By Jeroen Penders
A fully playable Connect 4 built in Python — evolving from a simple two-player console game into an AI-driven opponent using minimax with alpha-beta pruning.
This project represents my personal journey from beginner-level programming to algorithmic problem solving and optimization.
-
Version 1.0 → Two-Player Game
A pure-Python console implementation. Players take turns dropping pieces; win detection covers horizontal, vertical, and both diagonal directions. -
Version 1.2 → AI Opponent with Minimax + Alpha-Beta Pruning
Introduced an AI that evaluates future board states using a heuristic scoring system.
Alpha-beta pruning was added later to reduce CPU load — the initial minimax ran every possible branch, causing the CPU to hit 100 % while the AI “thought” for several seconds.
I started this as a learning exercise — to understand data structures, loops, and logical conditions — while building something fun and visual.

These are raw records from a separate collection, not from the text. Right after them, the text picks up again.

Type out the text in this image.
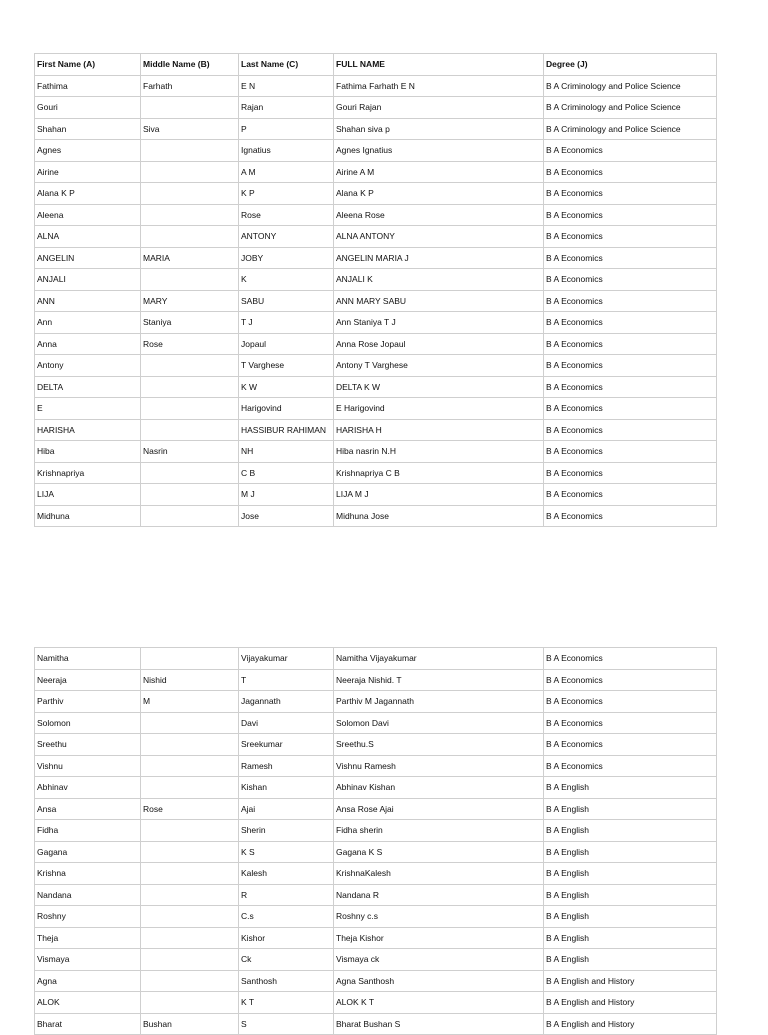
First Name (A)	Middle Name (B)	Last Name (C)	FULL NAME	Degree (J)
Fathima	Farhath	E N	Fathima Farhath E N	B A Criminology and Police Science
Gouri		Rajan	Gouri Rajan	B A Criminology and Police Science
Shahan	Siva	P	Shahan siva p	B A Criminology and Police Science
Agnes		Ignatius	Agnes Ignatius	B A Economics
Airine		A M	Airine A M	B A Economics
Alana K P		K P	Alana K P	B A Economics
Aleena		Rose	Aleena Rose	B A Economics
ALNA		ANTONY	ALNA ANTONY	B A Economics
ANGELIN	MARIA	JOBY	ANGELIN MARIA J	B A Economics
ANJALI		K	ANJALI K	B A Economics
ANN	MARY	SABU	ANN MARY SABU	B A Economics
Ann	Staniya	T J	Ann Staniya T J	B A Economics
Anna	Rose	Jopaul	Anna Rose Jopaul	B A Economics
Antony		T Varghese	Antony T Varghese	B A Economics
DELTA		K W	DELTA K W	B A Economics
E		Harigovind	E Harigovind	B A Economics
HARISHA		HASSIBUR RAHIMAN	HARISHA H	B A Economics
Hiba	Nasrin	NH	Hiba nasrin N.H	B A Economics
Krishnapriya		C B	Krishnapriya C B	B A Economics
LIJA		M J	LIJA M J	B A Economics
Midhuna		Jose	Midhuna Jose	B A Economics
Namitha		Vijayakumar	Namitha Vijayakumar	B A Economics
Neeraja	Nishid	T	Neeraja Nishid. T	B A Economics
Parthiv	M	Jagannath	Parthiv M Jagannath	B A Economics
Solomon		Davi	Solomon Davi	B A Economics
Sreethu		Sreekumar	Sreethu.S	B A Economics
Vishnu		Ramesh	Vishnu Ramesh	B A Economics
Abhinav		Kishan	Abhinav Kishan	B A English
Ansa	Rose	Ajai	Ansa Rose Ajai	B A English
Fidha		Sherin	Fidha sherin	B A English
Gagana		K S	Gagana K S	B A English
Krishna		Kalesh	KrishnaKalesh	B A English
Nandana		R	Nandana R	B A English
Roshny		C.s	Roshny c.s	B A English
Theja		Kishor	Theja Kishor	B A English
Vismaya		Ck	Vismaya ck	B A English
Agna		Santhosh	Agna Santhosh	B A English and History
ALOK		K T	ALOK K T	B A English and History
Bharat	Bushan	S	Bharat Bushan S	B A English and History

After finishing the two-player version, curiosity drove me to ask: “Can I make the computer think?”
That question led me into search trees, heuristics, recursion, and finally optimization.
| Version | Key Features |
|---|---|
| 1.0 | • Two-player local mode • Random starting player • Full win detection (horizontal, vertical, diagonal) • Text-based board drawing |
| 1.2 | • One-player vs AI mode • Minimax algorithm for decision-making • Alpha-Beta pruning for performance • Adjustable difficulty (search depth) • Heuristic scoring for board strength |
- Built a 6×7 board as nested lists.
- Learned to manage two-dimensional data and control loops.

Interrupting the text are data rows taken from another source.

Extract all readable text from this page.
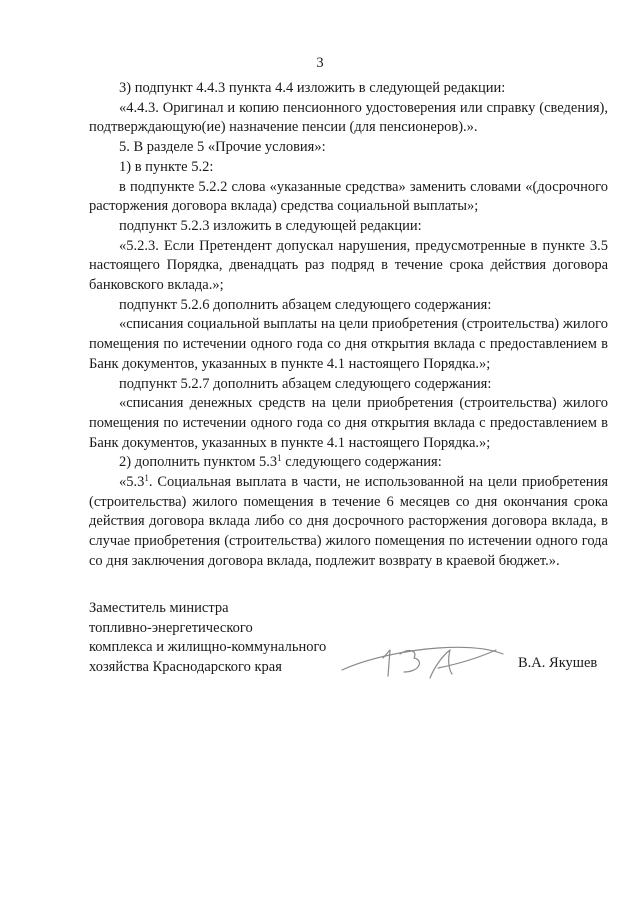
3

3) подпункт 4.4.3 пункта 4.4 изложить в следующей редакции:

«4.4.3. Оригинал и копию пенсионного удостоверения или справку (сведения), подтверждающую(ие) назначение пенсии (для пенсионеров).».

5. В разделе 5 «Прочие условия»:

1) в пункте 5.2:

в подпункте 5.2.2 слова «указанные средства» заменить словами «(досрочного расторжения договора вклада) средства социальной выплаты»;

подпункт 5.2.3 изложить в следующей редакции:

«5.2.3. Если Претендент допускал нарушения, предусмотренные в пункте 3.5 настоящего Порядка, двенадцать раз подряд в течение срока действия договора банковского вклада.»;

подпункт 5.2.6 дополнить абзацем следующего содержания:

«списания социальной выплаты на цели приобретения (строительства) жилого помещения по истечении одного года со дня открытия вклада с предоставлением в Банк документов, указанных в пункте 4.1 настоящего Порядка.»;

подпункт 5.2.7 дополнить абзацем следующего содержания:

«списания денежных средств на цели приобретения (строительства) жилого помещения по истечении одного года со дня открытия вклада с предоставлением в Банк документов, указанных в пункте 4.1 настоящего Порядка.»;

2) дополнить пунктом $5.3^1$ следующего содержания:

«$5.3^1$. Социальная выплата в части, не использованной на цели приобретения (строительства) жилого помещения в течение 6 месяцев со дня окончания срока действия договора вклада либо со дня досрочного расторжения договора вклада, в случае приобретения (строительства) жилого помещения по истечении одного года со дня заключения договора вклада, подлежит возврату в краевой бюджет.».

Заместитель министра
топливно-энергетического
комплекса и жилищно-коммунального
хозяйства Краснодарского края	В.А. Якушев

- Implemented functions for move validation, gravity simulation, and win checking.
- Experienced that incredible “it finally works!” moment seeing the full game loop run.

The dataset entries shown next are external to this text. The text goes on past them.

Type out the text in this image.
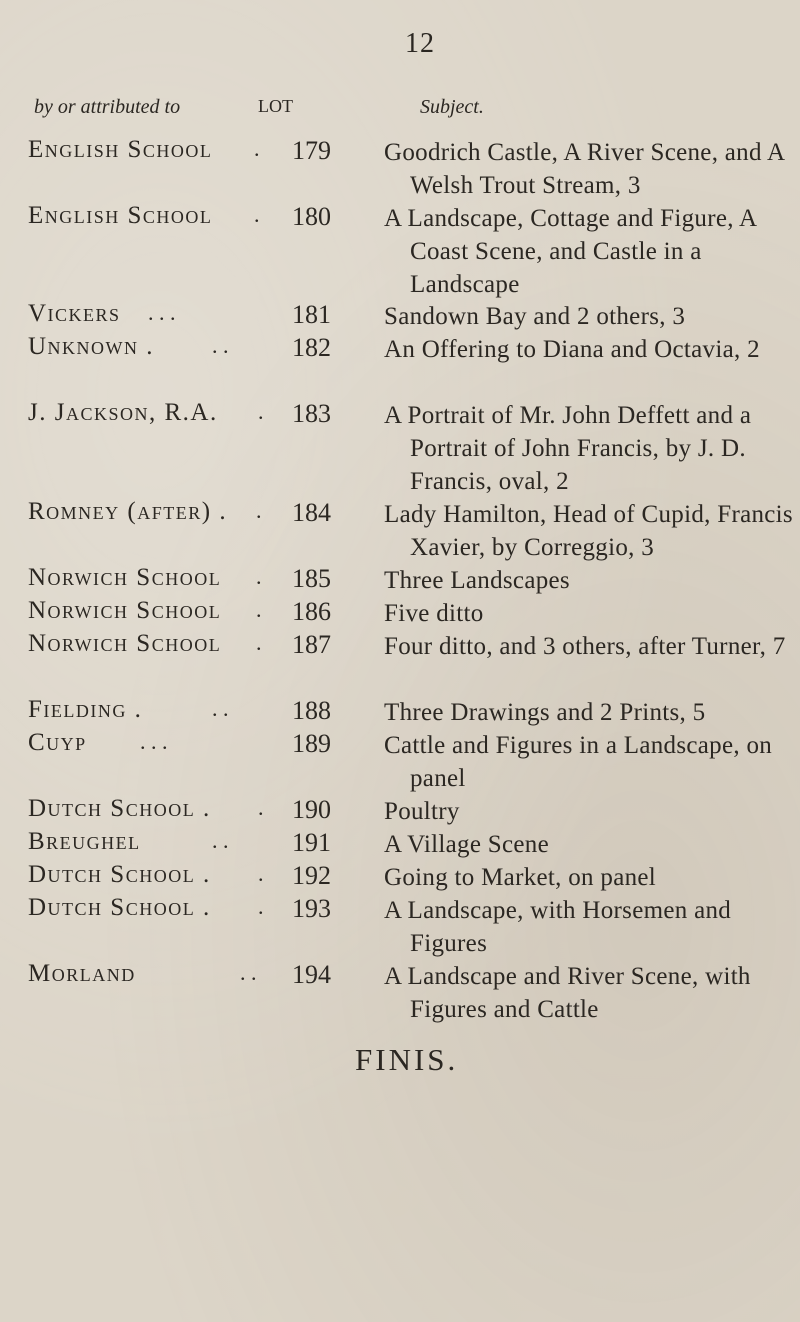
12
by or attributed to	LOT	Subject.
English School . 179	Goodrich Castle, A River Scene, and A Welsh Trout Stream, 3
English School . 180	A Landscape, Cottage and Figure, A Coast Scene, and Castle in a Landscape
Vickers . . .	181	Sandown Bay and 2 others, 3
Unknown .	. . 182	An Offering to Diana and Octavia, 2
J. Jackson, R.A. . 183	A Portrait of Mr. John Deffett and a Portrait of John Francis, by J. D. Francis, oval, 2
Romney (after) . . 184	Lady Hamilton, Head of Cupid, Francis Xavier, by Correggio, 3
Norwich School . 185	Three Landscapes
Norwich School . 186	Five ditto
Norwich School . 187	Four ditto, and 3 others, after Turner, 7
Fielding .	. . 188	Three Drawings and 2 Prints, 5
Cuyp . . .	189	Cattle and Figures in a Landscape, on panel
Dutch School . . 190	Poultry
Breughel	. . 191	A Village Scene
Dutch School . . 192	Going to Market, on panel
Dutch School . . 193	A Landscape, with Horsemen and Figures
Morland	. . 194	A Landscape and River Scene, with Figures and Cattle
FINIS.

- Replaced manual turn logic with the Minimax algorithm, allowing the AI to evaluate possible moves several layers deep.
- Designed a heuristic evaluation function that scored board states based on:
- Central column control
- 2-, 3-, and 4-in-a-row opportunities
- Blocking opponent threats
- Introduced Alpha-Beta Pruning, after discovering the CPU pegged at 100 % during deeper searches.
This optimization cut computation time drastically while producing identical move quality. - Added configurable difficulty by adjusting recursion depth.